Term	Stop-gradient	REINFORCE	Total
$-\log r$	$0$	forward KL	forward KL
$r-1$	reverse KL	$-$reverse KL	$0$
$k_3$	reverse KL	forward KL $-$ reverse KL	forward KL

With full gradients, $k_3$ gives the correct forward KL gradient. But with stop-gradient only (as in DeepSeek R1), the $(r-1)$ term no longer cancels and we get the reverse KL instead. This is counterintuitive: the $(r-1)$ term was added purely for variance reduction in estimation, yet under stop-gradient optimization it becomes the only surviving term—and it optimizes the wrong divergence.

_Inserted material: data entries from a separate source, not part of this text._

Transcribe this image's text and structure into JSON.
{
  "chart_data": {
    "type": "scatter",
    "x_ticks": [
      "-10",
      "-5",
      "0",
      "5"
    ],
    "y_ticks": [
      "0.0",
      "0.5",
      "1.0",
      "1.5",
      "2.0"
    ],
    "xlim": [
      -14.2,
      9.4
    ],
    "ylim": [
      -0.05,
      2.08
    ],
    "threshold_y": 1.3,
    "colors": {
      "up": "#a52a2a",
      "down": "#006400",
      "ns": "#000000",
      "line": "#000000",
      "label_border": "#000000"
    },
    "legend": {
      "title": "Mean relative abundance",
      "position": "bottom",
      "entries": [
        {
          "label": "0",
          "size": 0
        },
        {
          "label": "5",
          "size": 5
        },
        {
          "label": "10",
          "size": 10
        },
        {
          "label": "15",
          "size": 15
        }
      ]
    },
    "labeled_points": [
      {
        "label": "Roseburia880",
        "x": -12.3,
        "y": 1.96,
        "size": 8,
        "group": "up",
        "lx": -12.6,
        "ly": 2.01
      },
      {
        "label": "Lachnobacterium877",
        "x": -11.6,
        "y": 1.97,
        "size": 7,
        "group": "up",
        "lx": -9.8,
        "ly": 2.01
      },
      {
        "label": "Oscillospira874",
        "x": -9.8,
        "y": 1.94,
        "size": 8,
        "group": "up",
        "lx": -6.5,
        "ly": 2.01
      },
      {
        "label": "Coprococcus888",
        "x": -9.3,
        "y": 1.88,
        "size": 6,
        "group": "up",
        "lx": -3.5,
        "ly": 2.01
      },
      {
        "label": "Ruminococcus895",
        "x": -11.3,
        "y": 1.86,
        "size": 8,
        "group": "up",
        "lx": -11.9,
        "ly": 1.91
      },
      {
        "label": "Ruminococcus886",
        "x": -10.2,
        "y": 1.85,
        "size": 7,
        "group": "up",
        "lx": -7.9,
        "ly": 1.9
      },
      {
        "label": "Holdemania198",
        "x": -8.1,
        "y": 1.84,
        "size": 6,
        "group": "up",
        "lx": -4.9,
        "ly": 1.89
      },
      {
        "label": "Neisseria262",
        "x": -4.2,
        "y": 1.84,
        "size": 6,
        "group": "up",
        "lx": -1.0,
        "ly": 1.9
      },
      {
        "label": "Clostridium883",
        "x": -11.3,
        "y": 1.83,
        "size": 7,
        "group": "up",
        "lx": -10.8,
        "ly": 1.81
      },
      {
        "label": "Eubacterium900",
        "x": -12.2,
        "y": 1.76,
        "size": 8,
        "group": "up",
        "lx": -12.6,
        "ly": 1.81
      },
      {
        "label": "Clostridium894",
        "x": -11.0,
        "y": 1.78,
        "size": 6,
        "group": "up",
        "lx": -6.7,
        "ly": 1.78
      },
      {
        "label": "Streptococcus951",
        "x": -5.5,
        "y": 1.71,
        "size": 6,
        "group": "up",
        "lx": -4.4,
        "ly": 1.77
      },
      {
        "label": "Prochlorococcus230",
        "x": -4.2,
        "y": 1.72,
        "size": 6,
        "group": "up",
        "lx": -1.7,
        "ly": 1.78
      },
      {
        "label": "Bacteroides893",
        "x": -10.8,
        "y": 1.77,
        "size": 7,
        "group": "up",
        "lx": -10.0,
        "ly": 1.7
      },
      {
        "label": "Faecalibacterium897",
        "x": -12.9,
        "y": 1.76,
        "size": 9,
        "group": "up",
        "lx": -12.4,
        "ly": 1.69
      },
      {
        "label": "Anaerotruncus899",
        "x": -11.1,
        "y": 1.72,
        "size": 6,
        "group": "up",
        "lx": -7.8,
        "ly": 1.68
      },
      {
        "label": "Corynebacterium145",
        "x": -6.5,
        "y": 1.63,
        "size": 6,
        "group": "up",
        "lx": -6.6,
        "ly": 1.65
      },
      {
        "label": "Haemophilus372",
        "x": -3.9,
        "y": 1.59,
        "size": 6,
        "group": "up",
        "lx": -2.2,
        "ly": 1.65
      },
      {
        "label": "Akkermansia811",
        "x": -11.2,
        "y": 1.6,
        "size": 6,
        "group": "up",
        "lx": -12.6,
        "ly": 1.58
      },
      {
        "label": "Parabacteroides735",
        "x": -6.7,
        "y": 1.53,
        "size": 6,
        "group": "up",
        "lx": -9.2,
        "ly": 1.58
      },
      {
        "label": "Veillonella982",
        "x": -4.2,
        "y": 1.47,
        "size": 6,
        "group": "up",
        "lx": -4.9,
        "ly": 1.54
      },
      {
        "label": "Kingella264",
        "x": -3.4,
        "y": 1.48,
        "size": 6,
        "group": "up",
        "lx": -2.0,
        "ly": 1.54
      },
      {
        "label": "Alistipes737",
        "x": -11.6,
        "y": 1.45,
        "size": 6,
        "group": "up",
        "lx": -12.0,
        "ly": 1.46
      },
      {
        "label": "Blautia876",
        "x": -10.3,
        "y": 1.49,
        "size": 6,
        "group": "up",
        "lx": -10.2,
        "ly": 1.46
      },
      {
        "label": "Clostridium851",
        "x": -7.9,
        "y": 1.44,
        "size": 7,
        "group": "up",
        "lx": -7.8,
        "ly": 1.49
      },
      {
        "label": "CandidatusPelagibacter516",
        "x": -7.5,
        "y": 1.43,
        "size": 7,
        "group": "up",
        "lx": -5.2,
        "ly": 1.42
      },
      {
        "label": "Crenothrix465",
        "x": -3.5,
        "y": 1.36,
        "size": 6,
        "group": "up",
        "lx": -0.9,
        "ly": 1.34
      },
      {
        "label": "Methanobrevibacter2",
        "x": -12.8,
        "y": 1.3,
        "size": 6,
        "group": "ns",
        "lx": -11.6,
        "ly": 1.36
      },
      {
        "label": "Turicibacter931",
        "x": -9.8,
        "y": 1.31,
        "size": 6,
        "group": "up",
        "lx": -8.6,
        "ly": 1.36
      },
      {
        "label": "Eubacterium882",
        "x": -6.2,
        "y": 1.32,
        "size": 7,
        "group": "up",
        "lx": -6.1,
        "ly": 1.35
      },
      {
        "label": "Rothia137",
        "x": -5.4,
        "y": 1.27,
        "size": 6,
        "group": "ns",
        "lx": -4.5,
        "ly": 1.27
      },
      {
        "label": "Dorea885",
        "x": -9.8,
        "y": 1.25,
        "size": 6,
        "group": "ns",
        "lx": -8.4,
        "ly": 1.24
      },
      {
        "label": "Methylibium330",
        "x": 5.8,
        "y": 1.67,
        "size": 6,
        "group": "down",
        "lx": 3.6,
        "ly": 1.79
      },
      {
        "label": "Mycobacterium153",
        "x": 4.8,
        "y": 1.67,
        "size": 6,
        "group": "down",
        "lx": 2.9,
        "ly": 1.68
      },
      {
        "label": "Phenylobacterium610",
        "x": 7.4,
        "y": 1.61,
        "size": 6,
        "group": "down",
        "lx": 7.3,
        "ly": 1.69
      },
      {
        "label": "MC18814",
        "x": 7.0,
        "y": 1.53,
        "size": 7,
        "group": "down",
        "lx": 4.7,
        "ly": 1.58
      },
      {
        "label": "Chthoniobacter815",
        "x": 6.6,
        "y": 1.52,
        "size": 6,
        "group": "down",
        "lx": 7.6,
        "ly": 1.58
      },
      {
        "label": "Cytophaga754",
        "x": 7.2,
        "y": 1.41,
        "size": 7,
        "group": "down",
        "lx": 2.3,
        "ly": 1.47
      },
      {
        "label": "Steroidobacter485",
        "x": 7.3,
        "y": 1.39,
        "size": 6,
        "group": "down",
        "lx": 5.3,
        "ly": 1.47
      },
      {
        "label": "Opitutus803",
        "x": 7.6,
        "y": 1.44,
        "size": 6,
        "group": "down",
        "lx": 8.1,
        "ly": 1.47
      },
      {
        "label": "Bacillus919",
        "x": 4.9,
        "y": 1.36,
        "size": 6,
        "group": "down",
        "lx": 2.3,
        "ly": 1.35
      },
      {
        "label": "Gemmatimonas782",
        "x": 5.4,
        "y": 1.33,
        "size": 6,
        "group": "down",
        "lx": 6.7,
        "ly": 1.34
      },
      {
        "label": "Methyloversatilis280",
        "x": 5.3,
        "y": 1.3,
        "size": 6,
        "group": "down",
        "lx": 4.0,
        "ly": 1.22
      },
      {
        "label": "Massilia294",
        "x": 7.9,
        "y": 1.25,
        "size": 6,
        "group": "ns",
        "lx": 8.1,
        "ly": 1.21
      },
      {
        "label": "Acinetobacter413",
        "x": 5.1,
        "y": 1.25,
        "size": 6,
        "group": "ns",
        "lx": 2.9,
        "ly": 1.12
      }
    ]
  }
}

Practical fix: straight-through estimator

The analysis above suggests a practical solution: use any unbiased estimator ($k_1$, $k_3$, etc.) for the value, but route gradients through $k_2$ to get the correct KL gradient. This is exactly what verl implements:

def kl_penalty(logprob, ref_logprob, kl_penalty):
    forward_score = kl_penalty_forward(logprob, ref_logprob, kl_penalty)
    if not kl_penalty.endswith("+") or kl_penalty in ("mse", "k2"):
        return forward_score

    # Straight-through: value from forward_score, gradient from k2
    backward_score = 0.5 * (logprob - ref_logprob).square()
    return backward_score - backward_score.detach() + forward_score.detach()

The trick backward_score - backward_score.detach() + forward_score.detach() returns forward_score in the forward pass but routes gradients through backward_score (which is $\text{stop-grad}$ part of $k_2$). This gives unbiased KL gradients regardless of which estimator is used for the value.